When Ghana faces off against Uruguay on Friday in Johannesburg, it will be just the third African country to play in a World Cup quarterfinal. No African team has advanced to the semifinals.
Ghana's survival in the World Cup, the first hosted by an African country, has been accompanied by a surge in interest and support among other Africans.
Kwesi Myantakyi, the chairman of the Ghana Football Association, said his team's success was an opportunity to "redeem the image of Africa" after so much negative press about the continent and after the other five teams from the continent were knocked out. He acknowledged his team was now a flag-bearer for a continent.
"We will do our best not to disappoint you," he said Thursday.
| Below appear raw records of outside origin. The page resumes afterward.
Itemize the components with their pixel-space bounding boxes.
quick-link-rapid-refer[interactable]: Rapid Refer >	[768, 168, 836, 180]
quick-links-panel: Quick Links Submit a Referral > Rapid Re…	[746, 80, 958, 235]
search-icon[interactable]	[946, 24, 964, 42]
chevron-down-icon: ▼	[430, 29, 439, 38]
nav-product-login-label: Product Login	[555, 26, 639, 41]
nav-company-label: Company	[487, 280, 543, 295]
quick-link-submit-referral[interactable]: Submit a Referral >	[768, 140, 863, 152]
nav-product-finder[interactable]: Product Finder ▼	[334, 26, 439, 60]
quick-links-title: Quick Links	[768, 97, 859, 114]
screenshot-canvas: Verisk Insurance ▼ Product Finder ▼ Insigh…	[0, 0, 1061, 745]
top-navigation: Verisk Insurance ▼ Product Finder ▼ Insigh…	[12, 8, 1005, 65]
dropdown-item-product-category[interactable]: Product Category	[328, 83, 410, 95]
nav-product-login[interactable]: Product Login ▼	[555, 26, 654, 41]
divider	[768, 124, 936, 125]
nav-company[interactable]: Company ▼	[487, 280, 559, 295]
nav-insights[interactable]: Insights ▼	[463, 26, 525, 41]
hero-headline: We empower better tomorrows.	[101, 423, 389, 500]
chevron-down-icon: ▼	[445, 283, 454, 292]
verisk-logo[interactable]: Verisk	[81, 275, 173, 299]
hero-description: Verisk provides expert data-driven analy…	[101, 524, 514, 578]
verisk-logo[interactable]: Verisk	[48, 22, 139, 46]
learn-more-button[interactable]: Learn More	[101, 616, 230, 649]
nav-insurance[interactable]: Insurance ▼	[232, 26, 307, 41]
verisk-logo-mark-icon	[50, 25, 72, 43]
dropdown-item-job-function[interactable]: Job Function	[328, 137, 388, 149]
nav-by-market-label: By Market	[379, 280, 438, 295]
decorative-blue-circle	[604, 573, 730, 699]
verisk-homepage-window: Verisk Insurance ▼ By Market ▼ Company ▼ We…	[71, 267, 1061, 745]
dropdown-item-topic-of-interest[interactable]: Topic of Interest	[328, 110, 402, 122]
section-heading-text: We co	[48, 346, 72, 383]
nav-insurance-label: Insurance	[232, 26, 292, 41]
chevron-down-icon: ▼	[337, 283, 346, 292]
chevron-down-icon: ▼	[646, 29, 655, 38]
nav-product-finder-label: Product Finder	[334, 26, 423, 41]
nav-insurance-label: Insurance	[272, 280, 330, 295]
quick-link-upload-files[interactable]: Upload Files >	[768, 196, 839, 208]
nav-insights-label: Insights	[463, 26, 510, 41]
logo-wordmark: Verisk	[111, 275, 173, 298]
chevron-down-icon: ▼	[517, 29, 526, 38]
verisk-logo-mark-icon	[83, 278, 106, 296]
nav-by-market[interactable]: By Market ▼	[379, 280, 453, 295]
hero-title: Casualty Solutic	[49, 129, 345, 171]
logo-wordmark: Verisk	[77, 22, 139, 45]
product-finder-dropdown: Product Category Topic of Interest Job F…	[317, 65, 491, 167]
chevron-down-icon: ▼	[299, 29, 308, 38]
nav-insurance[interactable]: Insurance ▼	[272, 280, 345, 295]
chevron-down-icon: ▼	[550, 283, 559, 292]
Nigeria, by contrast, has become a model for how not to develop a soccer program, say critics. The failures have angered fans and officials alike, prompting the president to suspend the team, which advanced to the knockout round in 1994 and 1998, from international competition.
Nigeria has the most abundant oil reserves on the continent. But the country has squandered tens of billions of dollars in oil wealth over the past four decades, according to estimates by the government and human-rights groups.
Neither the Nigerian president's spokesman nor the Nigerian Football Federation responded to requests for comment.
Some see the same disarray in its soccer league. When FIFA, soccer's governing body, hosted the Under 17 world championships in Nigeria earlier this year, a lack of infrastructure prompted them to turn over daily operations to a security contractor, according to the people involved in the tournament.
"The Super Eagles disappointed every Nigerian, including Mr. President," said Rafiu Oladipo, the president of the Nigerian Football Supporters Union, by phone from Lagos. "We must use this opportunity to build a new team full of young boys, those who have commitment and discipline to work for Nigeria."
The Super Eagles, as the Nigerian team is known, were in disarray well before the World Cup started. Ghana has had the same coach, Serbian Milovan Rajevac, for the past 2½ years. Nigeria hired Swede Lars Lagerback three months before the World Cup.
Later, when it was discovered that the hotel the Super Eagles booked in South Africa was still under construction, the team had to pay $125,000 to cancel its reservation and rebook somewhere else. When they were ready to fly from their training facility in London to South Africa, their plane malfunctioned and they were delayed another day.
"Pretty much everything that could have gone wrong for them did go wrong," says Mr. Bloomfield. "Ghana's preparation for the past 2½ years has been very good, Nigeria's has been appalling."